Change-Data-Capture Pipeline (Postgres WAL → Kafka)¶

Tail the Postgres write-ahead log and turn every committed row change into an ordered Kafka event — through a ≥100M-row initial snapshot and a 20–50k changes/s write storm. Then prove it: no loss, no out-of-order per key, and a replication slot that never silently eats your disk. Finally, build the same thing with a transactional Outbox and explain which one you'd ship.


Tier	Lab (event-engineering)
Primary domain	CDC / data integration
Skills exercised	Postgres logical replication (WAL, `pgoutput`/`wal2json`), replication slots & WAL retention, Debezium / Kafka Connect, snapshot↔stream cutover, per-key ordering, idempotent downstream, transactional Outbox, Go (`twmb/franz-go` consumer), Prometheus
Interview sections	5 (Postgres & SQL), 11 (messaging), 13 (distributed systems)
Est. effort	4–6 focused days

1. Context¶

You run the platform team at a company whose system of record is a single large Postgres database. Three new consumers want the data as it changes: a search indexer, an analytics warehouse loader, and a cache invalidator. Today they all poll WHERE updated_at > ? on a hot table — and that polling is both slow and lossy (it misses deletes, it double-reads under clock skew, and it hammers the primary).

You're going to replace polling with Change Data Capture: read committed row changes straight from the Postgres WAL via logical replication and stream them to Kafka with Debezium, so every INSERT/UPDATE/DELETE becomes an ordered event keyed by primary key. The catch is that the source table already has ≥100M rows (so you must snapshot it before you can stream), the application writes 20–50k changes/s (so the connector can fall behind and a slow consumer can grow the WAL until the disk fills), and the schema changes under you (ALTER TABLE mid-stream).

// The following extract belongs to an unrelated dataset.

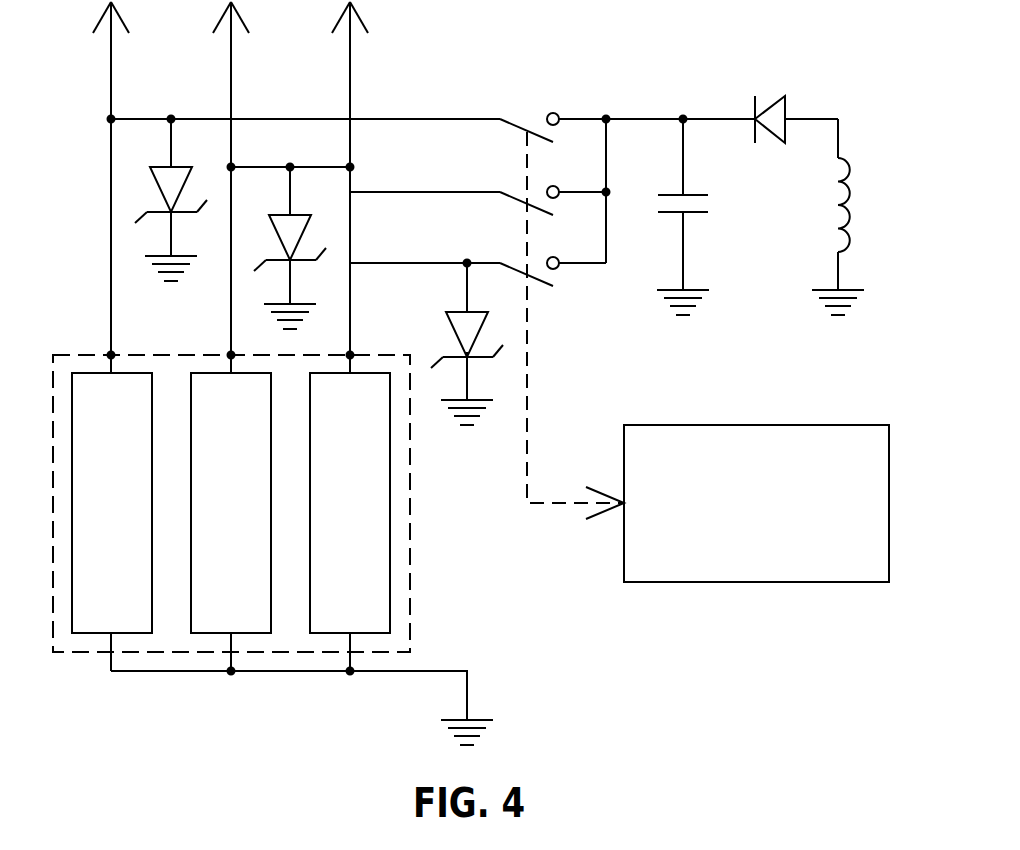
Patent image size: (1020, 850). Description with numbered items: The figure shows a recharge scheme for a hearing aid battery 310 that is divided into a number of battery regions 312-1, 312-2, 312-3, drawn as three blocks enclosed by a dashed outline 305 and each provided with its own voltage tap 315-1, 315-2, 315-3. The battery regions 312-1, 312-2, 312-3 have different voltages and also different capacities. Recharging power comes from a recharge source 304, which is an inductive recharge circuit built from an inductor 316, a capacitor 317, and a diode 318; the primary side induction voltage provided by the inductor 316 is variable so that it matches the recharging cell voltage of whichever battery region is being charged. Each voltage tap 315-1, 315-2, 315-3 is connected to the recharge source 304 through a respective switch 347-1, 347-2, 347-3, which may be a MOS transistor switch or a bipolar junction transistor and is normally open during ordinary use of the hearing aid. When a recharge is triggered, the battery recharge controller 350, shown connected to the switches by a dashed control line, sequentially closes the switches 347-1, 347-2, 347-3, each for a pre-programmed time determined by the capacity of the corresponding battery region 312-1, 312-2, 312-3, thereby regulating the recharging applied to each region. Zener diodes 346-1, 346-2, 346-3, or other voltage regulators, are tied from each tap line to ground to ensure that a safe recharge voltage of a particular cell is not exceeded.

Then you'll build the transactional Outbox alternative and compare them head-to-head. The deliverable is not "CDC works" — it's a findings note that states, with numbers, when CDC beats Outbox and when it doesn't, and a proof that your pipeline loses nothing and reorders nothing under failure.

2. Goals / Non-goals¶

Goals - Stand up logical replication on Postgres and a Debezium Postgres connector on Kafka Connect that snapshots a ≥100M-row table and then streams live changes to per-table Kafka topics. - Characterize CDC lag (commit-in-Postgres → event-in-Kafka) as a function of write rate, and find the rate at which the connector can no longer keep up. - Make the danger of an unconsumed replication slot concrete: stall the pipeline and watch pg_wal grow toward the disk limit; show the guardrails. - Build a downstream Go consumer that applies changes idempotently so that Debezium's at-least-once delivery yields an exactly-once effect in the sink, and prove it through connector restarts mid-snapshot and mid-stream. - Implement the transactional Outbox pattern and compare it to log-based CDC on latency, coupling, ordering, and operational cost.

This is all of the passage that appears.